2. The method for preparing a hyaluronic acid cross-linking active material of claim 1, wherein the polyhydrazide is one or more selected from the group consisting of: succinic dihydrazide, adipic dihydrazide, suberic dihydrazide, terephthalic dihydrazide, thiodipropionic dihydrazide, tartaric dihydrazide, polyethylene glycol dihydrazide.

3. The method for preparing a hyaluronic acid cross-linking active material of claim 1, wherein said polyhydrazide is an ammonia-based polyhydrazide.
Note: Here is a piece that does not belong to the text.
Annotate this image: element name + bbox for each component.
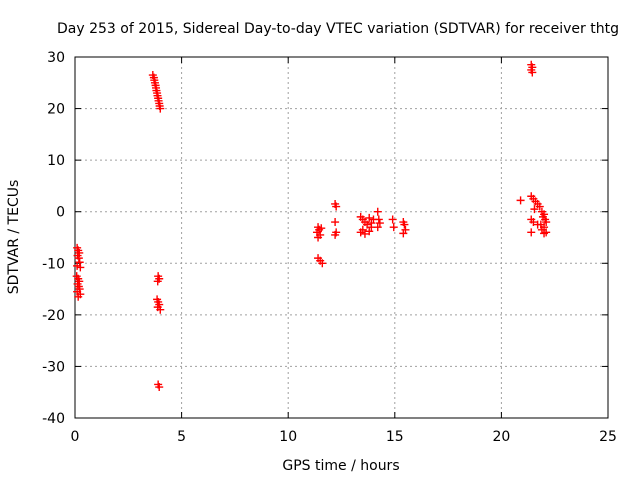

4. The method for preparing a hyaluronic acid cross-linking active material of claim 1, wherein the diamine or dihydrazide containing disulfide bonds is one or more components selected from the group consisting of: cystamine, cystine dimethyl ester, cystine diethyl ester, dithiodipropylhydrazide and dithiodibutylhydrazine.

5. The method of claim 1, wherein the carbodiimide is 1-ethyl-3- (3-dimethylaminopropyl) carbodiimide hydrochloride.

6. The method for preparing a hyaluronic acid cross-linking active material of claim 1, wherein said reducing agent is dithiothreitol and/or tris (2-carboxyethyl) phosphine hydrochloride.

7. The method for preparing a hyaluronic acid cross-linking active material of claim 1, wherein said intermediate agent is N-hydroxysuccinimide and/or N-hydroxythiosuccinimide.

8. A hyaluronic acid cross-linking active material prepared by the method of any of claims 1-7.

9. The hyaluronic acid cross-linking active material of claim 8, wherein the hyaluronic acid cross-linking active material is in a solid form comprising a film or a sponge.

10. The hyaluronic acid cross-linking active material of claim 8, wherein the hyaluronic acid cross-linking active material is a hydrogel.

11. The hyaluronic acid crosslinking-active material of claim 10, wherein the hydrogel has a water content of 98% or more, and the water content is weight/volume%.

12. The hyaluronic acid crosslinking-active material of claim 11, wherein the hydrogel has a water content of 99% or more, the water content being weight/volume%.

13. The hyaluronic acid crosslinking-active material of claim 8, wherein the content of the thiol group in the hyaluronic acid crosslinking-active material is less than 350 μmol/g.

14. The hyaluronic acid cross-linking active material of claim 13, wherein the thiol group content is 80-150 μmol/g.

15. Use of the hyaluronic acid cross-linking active material according to any of claims 8-14 in the medical field.